This tonal mixture is evident from the opening line: "Not wanting to arouse Vishnu in case he hadn't died yet, Mrs. Asrani tiptoed down to the third step above the landing on which he lived." As Mrs. Asrani struggles with the absurdity of offering tea to an unconscious, dying man--and her selfish need to fulfill that social obligation--the reader encounters one of the novel's central concerns: What should be done about Vishnu and how can the responsibility be evaded or passed to someone else? The question becomes more complicated as feuding households, the Asranis and the Pathaks, argue over who should pay for the care and removal of their neighbor and hireling.

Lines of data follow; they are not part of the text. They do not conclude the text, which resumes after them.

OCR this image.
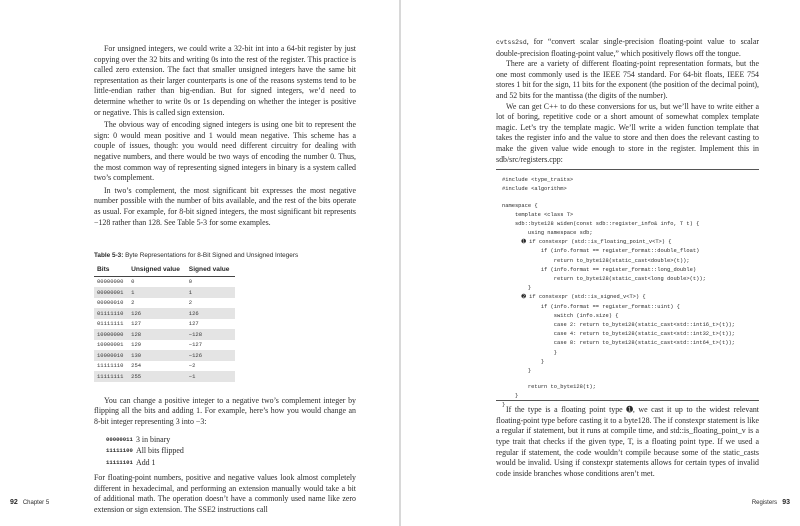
For unsigned integers, we could write a 32-bit int into a 64-bit register by just copying over the 32 bits and writing 0s into the rest of the register. This practice is called zero extension. The fact that smaller unsigned integers have the same bit representation as their larger counterparts is one of the reasons systems tend to be little-endian rather than big-endian. But for signed integers, we’d need to determine whether to write 0s or 1s depending on whether the integer is positive or negative. This is called sign extension.

The obvious way of encoding signed integers is using one bit to represent the sign: 0 would mean positive and 1 would mean negative. This scheme has a couple of issues, though: you would need different circuitry for dealing with negative numbers, and there would be two ways of encoding the number 0. Thus, the most common way of representing signed integers in binary is a system called two’s complement.

In two’s complement, the most significant bit expresses the most negative number possible with the number of bits available, and the rest of the bits operate as usual. For example, for 8-bit signed integers, the most significant bit represents −128 rather than 128. See Table 5-3 for some examples.

Table 5-3: Byte Representations for 8-Bit Signed and Unsigned Integers
Bits	Unsigned value	Signed value
00000000	0	0
00000001	1	1
00000010	2	2
01111110	126	126
01111111	127	127
10000000	128	−128
10000001	129	−127
10000010	130	−126
11111110	254	−2
11111111	255	−1

You can change a positive integer to a negative two’s complement integer by flipping all the bits and adding 1. For example, here’s how you would change an 8-bit integer representing 3 into −3:

00000011 3 in binary
11111100 All bits flipped
11111101 Add 1

For floating-point numbers, positive and negative values look almost completely different in hexadecimal, and performing an extension manually would take a bit of additional math. The operation doesn’t have a commonly used name like zero extension or sign extension. The SSE2 instructions call

92 Chapter 5

cvtss2sd, for “convert scalar single-precision floating-point value to scalar double-precision floating-point value,” which positively flows off the tongue.

There are a variety of different floating-point representation formats, but the one most commonly used is the IEEE 754 standard. For 64-bit floats, IEEE 754 stores 1 bit for the sign, 11 bits for the exponent (the position of the decimal point), and 52 bits for the mantissa (the digits of the number).

We can get C++ to do these conversions for us, but we’ll have to write either a lot of boring, repetitive code or a short amount of somewhat complex template magic. Let’s try the template magic. We’ll write a widen function template that takes the register info and the value to store and then does the relevant casting to make the given value wide enough to store in the register. Implement this in sdb/src/registers.cpp:

#include <type_traits>
#include <algorithm>
namespace {
template <class T>
sdb::byte128 widen(const sdb::register_info& info, T t) {
using namespace sdb;
➊ if constexpr (std::is_floating_point_v<T>) {
if (info.format == register_format::double_float)
return to_byte128(static_cast<double>(t));
if (info.format == register_format::long_double)
return to_byte128(static_cast<long double>(t));
}
➋ if constexpr (std::is_signed_v<T>) {
if (info.format == register_format::uint) {
switch (info.size) {
case 2: return to_byte128(static_cast<std::int16_t>(t));
case 4: return to_byte128(static_cast<std::int32_t>(t));
case 8: return to_byte128(static_cast<std::int64_t>(t));
}
}
}
return to_byte128(t);
}
} If the type is a floating point type ➊, we cast it up to the widest relevant floating-point type before casting it to a byte128. The if constexpr statement is like a regular if statement, but it runs at compile time, and std::is_floating_point_v is a type trait that checks if the given type, T, is a floating point type. If we used a regular if statement, the code wouldn’t compile because some of the static_casts would be invalid. Using if constexpr statements allows for certain types of invalid code inside branches whose conditions aren’t met.

Registers 93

The residents feel revulsion toward this man who has long performed their menial tasks in exchange for excess food and spare change (which he typically spends on drink). Now, with circumstances becoming uglier, their threadbare tolerance turns to petty meanness, an attitude that Suri captures convincingly. The only weakness in his characterizations is a tendency to ascribe such behavior to the women of the building but cast several of the male characters as merely haplessly ineffectual.

As Suri details the interior lives of the feuding households, he gradually introduces the building's other tenants. There's a pair of star-crossed young lovers who straddle the Hindu-Muslim divide through their Bollywood fantasy; an irreligious freethinker seeking enlightenment and his Muslim wife fearful of blasphemy; a middle-aged man lost to himself and attempting to recover from the premature death of his wife. And then, of course, there is the dying, ever-prostrate Vishnu, who in terminal convalescence recalls his mother's stories and his foolish "romance" with a prostitute--before envisioning ascension as the Hindu god whose name he bears. The novel's ultimate vision is itself complicated and messily human and divine: a portrait of a highly imperfect community as viewed from a death perch at the foot of the stairs.